Se fosse necessário apontar um ponto negativo na narrativa criada por Brandon Sanderson, provavelmente os diálogos sejam um pouco cansativos. Não que sejam longos, pelo contrário, mas soam um pouco artificiais às vezes. Na tentativa de criar um ambiente mais descontraído ou um linguajar despojado, muitas vezes a impressão que se passa é de uma conversa boba, quando na verdade, o assunto tratado parecia ser bem mais sério.
Esse problema, no entanto, não afeta tanto a experiência da leitura.

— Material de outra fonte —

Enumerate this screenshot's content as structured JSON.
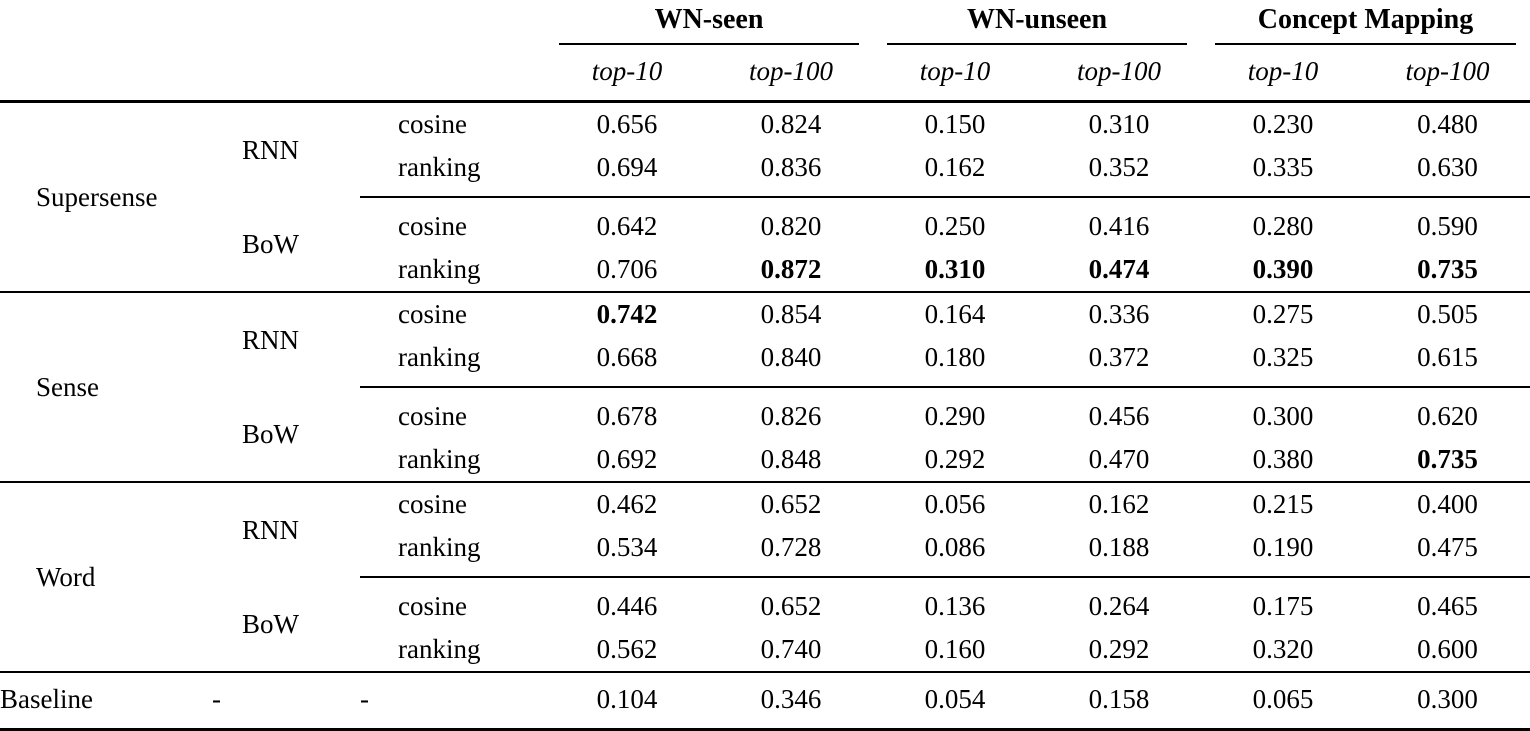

O que mais chama atenção realmente é a pegada legal da história, as diversas opções criadas com tantos Épicos superpoderosos, e o drama pessoal do protagonista. A história tem alguns plot twists bem interessantes e muito surpreendentes, fugindo quase sempre da solução óbvia.
As sequências de ação e luta são de tirar o fôlego, daquelas que deixam o leitor cansado ao final do capítulo, e prendem  muito a atenção. Há um trecho lá pela metade do livro em que as coisas parecem que vão ficar meio arrastadas, mas o último quarto do livro engrena bem e vai numa toada meio alucinada até o final, com um desfecho muito bom.
Em diversos trechos da leitura, aparecem algumas discussões interessantes sobre o verdadeiro significado de superpoderes, de quais são as reais necessidades humanas, e do quanto vale a pena lutar (ou não) por uma condição melhor. Até mesmo essa “condição melhor” chega a ser questionada.
Ao término da leitura, o que fica é a vontade de continuar a série, que segue com mais dois romances também publicados pela Editora Aleph, Tormenta de Fogo e Calamidade, além da sensação de que tem muita história boa de super-heroi para ser contada. Mais do que isso, fica uma mensagem interessante de que mesmo o mais ordinário dos humanos pode se tornar protagonista quando tem a motivação correta.